Saturday, 8 April 2017
Social Eating House - Soho, London
This really isn’t a blog, is it? To qualify as a blog, I think you need some degree of regularity in your posts and what are mine? Months apart?
Yeah, the last one was in February, so I’m on for sixth in a month. That’s a pace so far removed from blogging, it’s glacial.
You also need some knowledge on the subject, don’t you? Or - at the very least - a passion for it.
I love food, because it keeps me full (for a short while). I love food, because it’s tasty. And, I love restaurants, because they provide the food. I’m not particularly passionate about them, as an industry.

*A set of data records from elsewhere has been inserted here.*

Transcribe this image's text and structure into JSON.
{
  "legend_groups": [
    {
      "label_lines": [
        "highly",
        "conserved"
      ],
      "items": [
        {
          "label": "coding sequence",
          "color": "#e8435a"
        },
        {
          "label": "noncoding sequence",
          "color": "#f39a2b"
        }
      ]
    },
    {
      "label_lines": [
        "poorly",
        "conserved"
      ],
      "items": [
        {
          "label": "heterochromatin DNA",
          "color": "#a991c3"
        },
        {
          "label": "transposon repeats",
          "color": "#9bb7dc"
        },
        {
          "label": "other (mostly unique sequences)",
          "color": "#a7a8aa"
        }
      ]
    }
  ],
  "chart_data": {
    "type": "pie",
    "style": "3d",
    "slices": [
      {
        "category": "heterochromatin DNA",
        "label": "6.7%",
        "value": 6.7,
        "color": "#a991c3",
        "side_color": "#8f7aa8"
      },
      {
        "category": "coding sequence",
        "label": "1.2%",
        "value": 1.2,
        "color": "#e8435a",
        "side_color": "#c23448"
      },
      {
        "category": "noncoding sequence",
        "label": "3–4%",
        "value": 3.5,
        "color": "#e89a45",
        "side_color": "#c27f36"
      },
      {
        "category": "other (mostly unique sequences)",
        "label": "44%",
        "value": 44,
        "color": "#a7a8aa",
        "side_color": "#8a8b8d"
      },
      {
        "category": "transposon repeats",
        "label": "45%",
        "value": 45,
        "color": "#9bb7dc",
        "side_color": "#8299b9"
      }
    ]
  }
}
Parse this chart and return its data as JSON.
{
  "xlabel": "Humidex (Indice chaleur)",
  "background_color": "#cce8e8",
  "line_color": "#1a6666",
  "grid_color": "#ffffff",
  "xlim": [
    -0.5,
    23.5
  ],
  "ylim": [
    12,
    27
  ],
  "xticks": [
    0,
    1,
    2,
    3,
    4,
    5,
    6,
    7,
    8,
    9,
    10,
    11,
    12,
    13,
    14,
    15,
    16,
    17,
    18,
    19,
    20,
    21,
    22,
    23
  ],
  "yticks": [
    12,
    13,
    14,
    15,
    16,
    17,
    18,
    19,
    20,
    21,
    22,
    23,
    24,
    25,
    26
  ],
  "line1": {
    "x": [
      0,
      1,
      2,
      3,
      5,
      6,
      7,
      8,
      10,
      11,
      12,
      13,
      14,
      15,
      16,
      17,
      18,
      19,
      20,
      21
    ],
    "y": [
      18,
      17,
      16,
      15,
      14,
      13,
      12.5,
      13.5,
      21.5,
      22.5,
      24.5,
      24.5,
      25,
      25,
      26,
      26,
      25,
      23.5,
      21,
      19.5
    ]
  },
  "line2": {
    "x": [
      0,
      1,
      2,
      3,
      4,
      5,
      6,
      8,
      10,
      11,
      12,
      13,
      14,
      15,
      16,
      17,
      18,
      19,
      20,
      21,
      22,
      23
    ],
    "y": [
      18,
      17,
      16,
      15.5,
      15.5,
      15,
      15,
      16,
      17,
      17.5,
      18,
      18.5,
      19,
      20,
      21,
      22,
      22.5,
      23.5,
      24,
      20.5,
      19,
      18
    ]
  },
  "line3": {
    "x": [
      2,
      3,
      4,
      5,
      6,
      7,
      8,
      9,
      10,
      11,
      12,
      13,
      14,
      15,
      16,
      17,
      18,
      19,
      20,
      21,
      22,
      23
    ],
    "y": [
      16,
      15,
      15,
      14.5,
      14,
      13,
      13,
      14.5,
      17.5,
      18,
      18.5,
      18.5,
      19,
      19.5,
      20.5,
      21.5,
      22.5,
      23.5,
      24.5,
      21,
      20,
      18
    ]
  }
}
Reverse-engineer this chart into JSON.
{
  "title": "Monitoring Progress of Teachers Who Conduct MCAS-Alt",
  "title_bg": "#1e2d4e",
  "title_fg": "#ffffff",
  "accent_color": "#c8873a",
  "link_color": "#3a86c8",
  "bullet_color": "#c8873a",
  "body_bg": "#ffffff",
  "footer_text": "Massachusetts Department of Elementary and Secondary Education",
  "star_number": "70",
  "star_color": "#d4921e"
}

New openings in far-flung East London archways and the latest fad cuisine of an Inuit take on Peruvian street food, I really don’t care for.

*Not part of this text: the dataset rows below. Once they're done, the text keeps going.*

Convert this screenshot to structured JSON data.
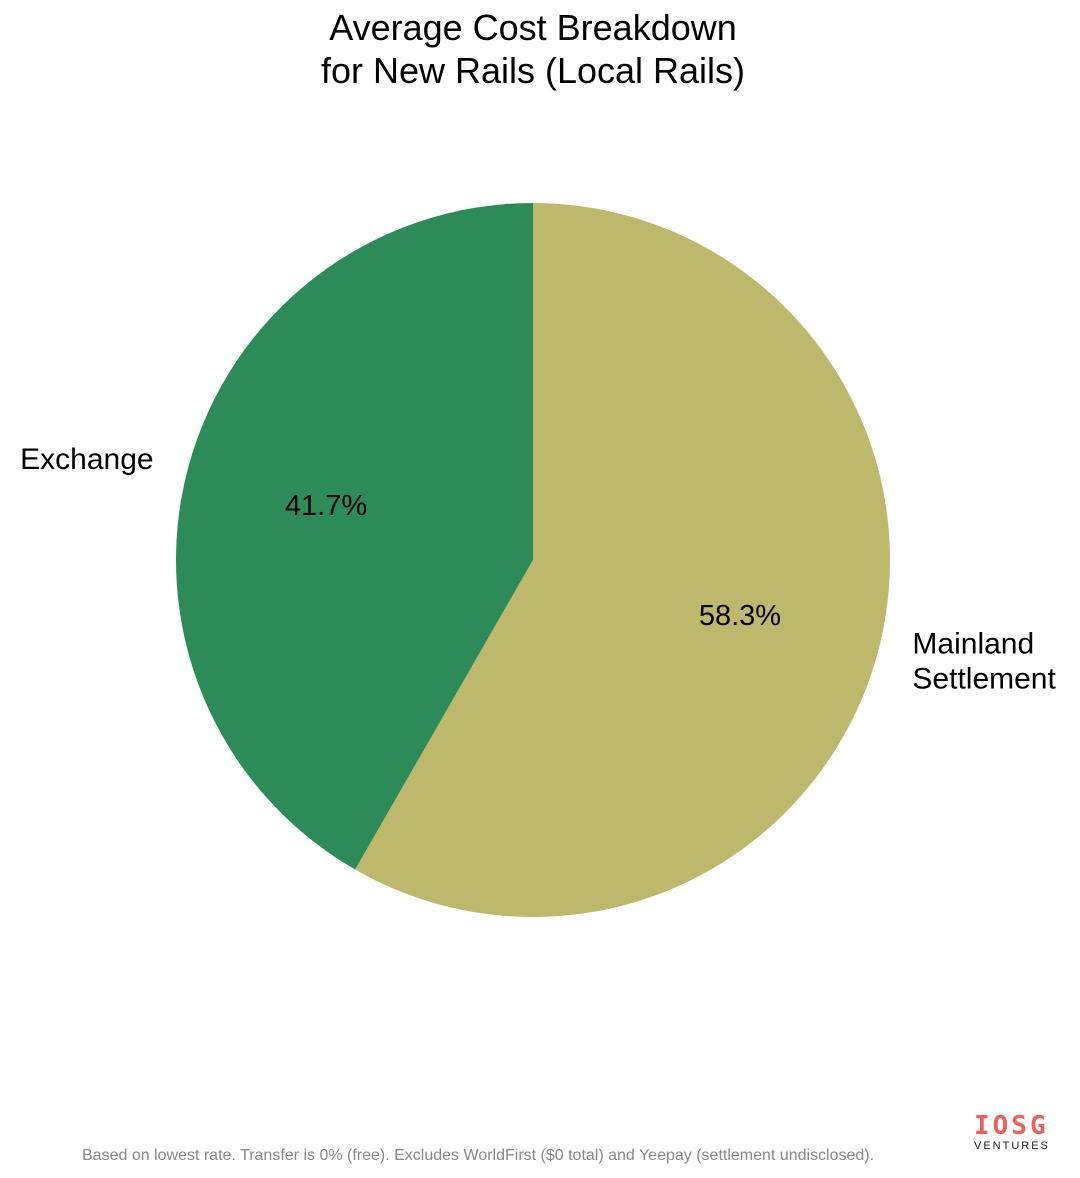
{
  "chart_data": {
    "type": "pie",
    "title_lines": [
      "Average Cost Breakdown",
      "for New Rails (Local Rails)"
    ],
    "slices": [
      {
        "label": "Mainland Settlement",
        "label_lines": [
          "Mainland",
          "Settlement"
        ],
        "value": 58.3,
        "pct_label": "58.3%",
        "color": "#bdb86c"
      },
      {
        "label": "Exchange",
        "label_lines": [
          "Exchange"
        ],
        "value": 41.7,
        "pct_label": "41.7%",
        "color": "#2d8b5a"
      }
    ],
    "start_angle": "top",
    "direction": "clockwise",
    "legend": "none"
  },
  "footer": "Based on lowest rate. Transfer is 0% (free). Excludes WorldFirst ($0 total) and Yeepay (settlement undisclosed).",
  "logo": {
    "mark": "IOSG",
    "sub": "VENTURES",
    "color": "#f0605a"
  }
}
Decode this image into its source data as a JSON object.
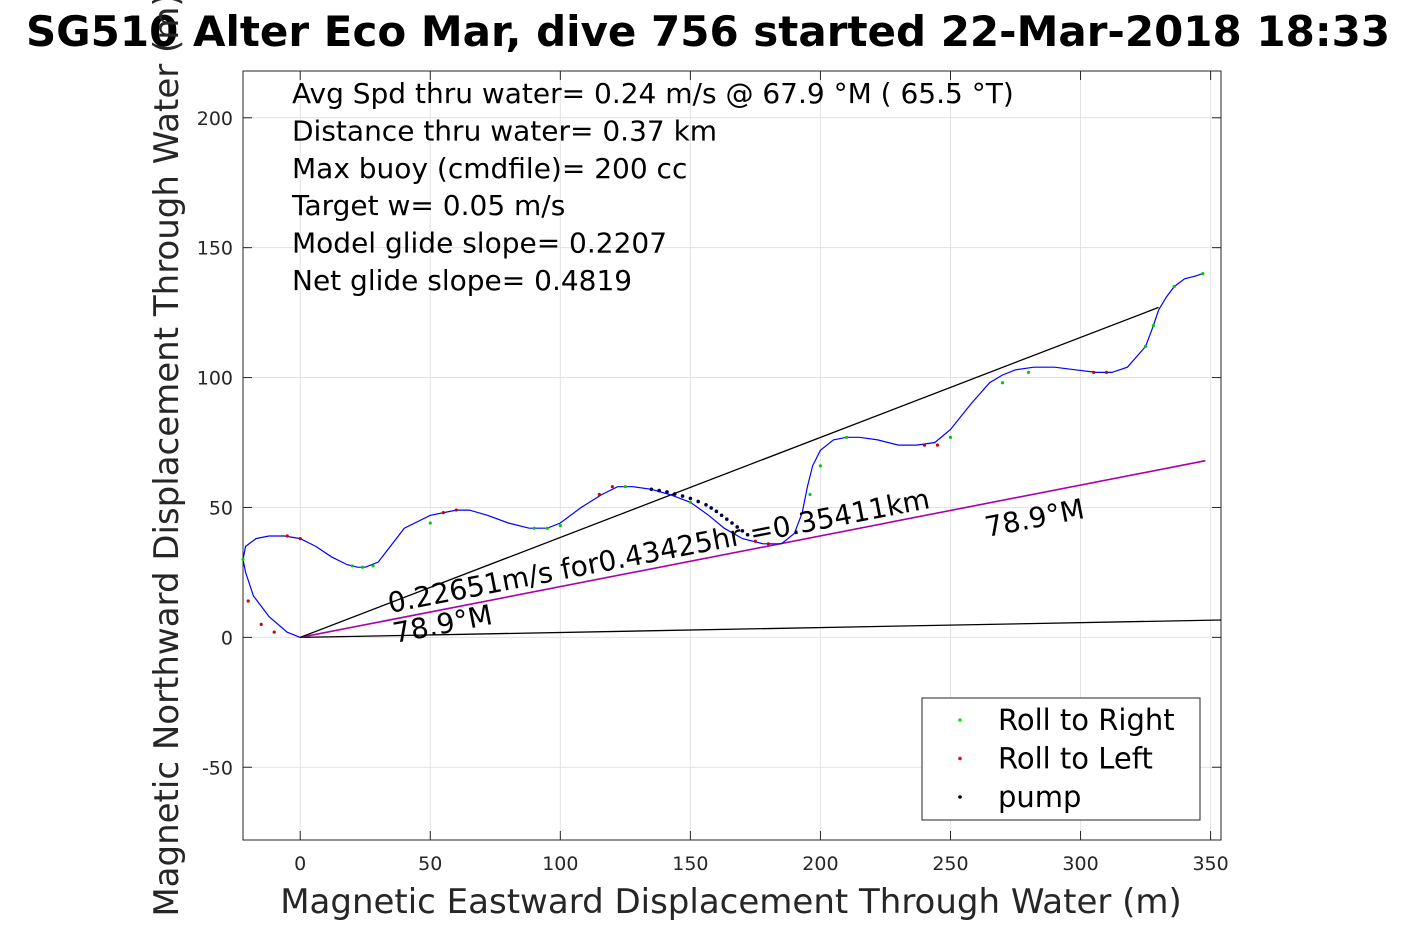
{
  "chart_data": {
    "type": "line",
    "title": "SG510 Alter Eco Mar, dive 756 started 22-Mar-2018 18:33",
    "xlabel": "Magnetic Eastward Displacement Through Water (m)",
    "ylabel": "Magnetic Northward Displacement Through Water (m)",
    "xlim": [
      -22,
      354
    ],
    "ylim": [
      -78,
      218
    ],
    "xticks": [
      "0",
      "50",
      "100",
      "150",
      "200",
      "250",
      "300",
      "350"
    ],
    "xtick_values": [
      0,
      50,
      100,
      150,
      200,
      250,
      300,
      350
    ],
    "yticks": [
      "-50",
      "0",
      "50",
      "100",
      "150",
      "200"
    ],
    "ytick_values": [
      -50,
      0,
      50,
      100,
      150,
      200
    ],
    "grid": true,
    "stats": [
      "Avg Spd thru water=  0.24 m/s @  67.9 °M ( 65.5 °T)",
      "Distance thru water=  0.37 km",
      "Max buoy (cmdfile)= 200 cc",
      "Target w= 0.05 m/s",
      "Model glide slope= 0.2207",
      "Net glide slope= 0.4819"
    ],
    "annotations": {
      "speed_label": "0.22651m/s for0.43425hr =0.35411km",
      "heading_label_a": "78.9°M",
      "heading_label_b": "78.9°M"
    },
    "legend": {
      "position": "bottom-right",
      "entries": [
        {
          "label": "Roll to Right",
          "color": "#00ee00"
        },
        {
          "label": "Roll to Left",
          "color": "#ff0000"
        },
        {
          "label": "pump",
          "color": "#000000"
        }
      ]
    },
    "lines": {
      "track": {
        "color": "#0000ff",
        "x": [
          0,
          -5,
          -12,
          -18,
          -21,
          -22,
          -21,
          -17,
          -12,
          -6,
          0,
          6,
          12,
          18,
          22,
          25,
          30,
          40,
          50,
          60,
          65,
          72,
          80,
          88,
          95,
          100,
          108,
          116,
          122,
          128,
          135,
          142,
          150,
          157,
          163,
          170,
          178,
          185,
          190,
          193,
          195,
          197,
          200,
          205,
          210,
          215,
          222,
          230,
          237,
          244,
          250,
          258,
          265,
          270,
          275,
          282,
          290,
          298,
          306,
          312,
          318,
          325,
          328,
          330,
          333,
          336,
          340,
          344,
          347
        ],
        "y": [
          0,
          2,
          8,
          16,
          25,
          30,
          35,
          38,
          39,
          39,
          38,
          35,
          31,
          28,
          27,
          27,
          29,
          42,
          47,
          49,
          49,
          47,
          44,
          42,
          42,
          44,
          50,
          55,
          58,
          58,
          57,
          55,
          52,
          47,
          42,
          38,
          36,
          36,
          40,
          48,
          58,
          66,
          72,
          76,
          77,
          77,
          76,
          74,
          74,
          75,
          80,
          90,
          98,
          101,
          103,
          104,
          104,
          103,
          102,
          102,
          104,
          112,
          120,
          126,
          131,
          135,
          138,
          139,
          140
        ]
      },
      "pump": {
        "x": [
          135,
          138,
          141,
          144,
          147,
          150,
          153,
          156,
          158,
          160,
          162,
          164,
          166,
          168,
          170,
          172
        ],
        "y": [
          57,
          56.5,
          56,
          55.2,
          54.4,
          53.5,
          52.3,
          51,
          49.8,
          48.5,
          47,
          45.5,
          44,
          42.5,
          41,
          39.5
        ]
      },
      "roll_right": {
        "x": [
          -22,
          20,
          24,
          28,
          50,
          90,
          95,
          100,
          125,
          150,
          196,
          200,
          210,
          250,
          270,
          280,
          325,
          328,
          336,
          347
        ],
        "y": [
          30,
          27.5,
          27,
          27.5,
          44,
          42,
          42,
          43,
          58,
          52,
          55,
          66,
          77,
          77,
          98,
          102,
          112,
          120,
          135,
          140
        ]
      },
      "roll_left": {
        "x": [
          -20,
          -15,
          -10,
          -5,
          0,
          55,
          60,
          115,
          120,
          175,
          180,
          240,
          245,
          305,
          310
        ],
        "y": [
          14,
          5,
          2,
          39,
          38,
          48,
          49,
          55,
          58,
          37,
          36,
          74,
          74,
          102,
          102
        ]
      },
      "net_glide": {
        "color": "#000000",
        "x": [
          0,
          330
        ],
        "y": [
          0,
          127
        ]
      },
      "heading": {
        "color": "#aa00aa",
        "x": [
          0,
          348
        ],
        "y": [
          0,
          68
        ]
      },
      "current": {
        "color": "#000000",
        "x": [
          0,
          354
        ],
        "y": [
          0,
          6.7
        ]
      }
    }
  }
}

So, what you’re only ever reading on this website is an uninformed ramble, by an ill-educated (when it comes to food), passion-less, permanently hungry keyboard jockey, who wouldn’t last five minutes serving tables, frying steaks, cutting up vegetables, or washing up.
Actually, that’s not true. I once washed dishes for 8 months. It felt like prison.
As ever, this is a long winded way of getting to the point - which is this: if you’re a chef, foodie, or a random passerby, someone I know or someone I don’t, please don’t be offended by anything you read here, as what I say carries very little meaning and even less weight.
Anyway, on to Social Eating House.
I have to be a bit careful here. I was taken here for my birthday, didn’t pay a penny towards the meal, and already had a few cocktails before we arrived; so, I’d better be careful what I say.
Hands up if you’ve ever eaten at a chef’s table? Some of you? Yes? Good.
Well, for those who haven’t, it’s simple - you sit in the kitchen, quite near the pass (the bit where the head chef checks the food before it goes out), close enough to see the meat sizzle, feel a little of the stove’s heat, and hear the c-bomb whenever it’s dropped.
And, boy, was it dropped!
Well, twice; but right after I complained (quite loudly) that the chef hadn’t used the c-word yet.
Talk about service!
Social Eating House is one of Jason Atherton’s restaurants. That means it could be excellent, as it was at Pollen Street Social (aside from that awful excuse for a pudding) - or, it could be fairly ‘meh’, at it was at Sosharu; so, I drew a line down the middle and expected it to be good.
And good, it turned out to be. Very good, in fact. Not excellent (that’s a rare score for this skinny Michelin Man wannabe to give); but, a ‘very good’ from me is that kind of score the chef should print out and stick to the fridge with a magnet.
Honestly, he should!
Starting with mackerel and finishing with milk tart, we took in a series of ‘modern European’ dishes of rabbit, sea bass, foie gras, and the like. You know, that sort of English meets French food, all done posh, and served in very small pieces - except for that foie gras.
Man, was that a lot of liver. Too much for me. I find foie gras sickly at the best of times and I was far happier with the root vegetable broth it was floating on. Mmmm...broth. I really am a peasant at heart.
The rabbit, I found disappointing - quite bland in the main, but with the odd burst of a slightly unpleasant flavour I couldn’t quite put my finger on.
The sea bass, on the other hand, was fantastic. If I remember rightly, it sat on mash. Rich, creamy, butter stuffed mash. I really really am a peasant.
To wash this all down was wine - lots of wine and some French pear cider, which seemed to arrive just at my glass was empty. Perfect timing.
And, in a way, that’s the real point of the chef’s table experience. It’s less about the food (although, obviously, that’s still massively important) and more about being treated better than the other customers. You’re not just any old schmuck, but minor royalty for a couple of hours, sitting behind a curtain that says ‘No Entry’ and given a private performance by the entire kitchen staff.
Sure, the rabbit was odd. Okay, the foie gras wasn’t for me. Put all that aside, though, as for two hours this peasant felt way more important than usual - and, better yet, he wasn’t paying a penny.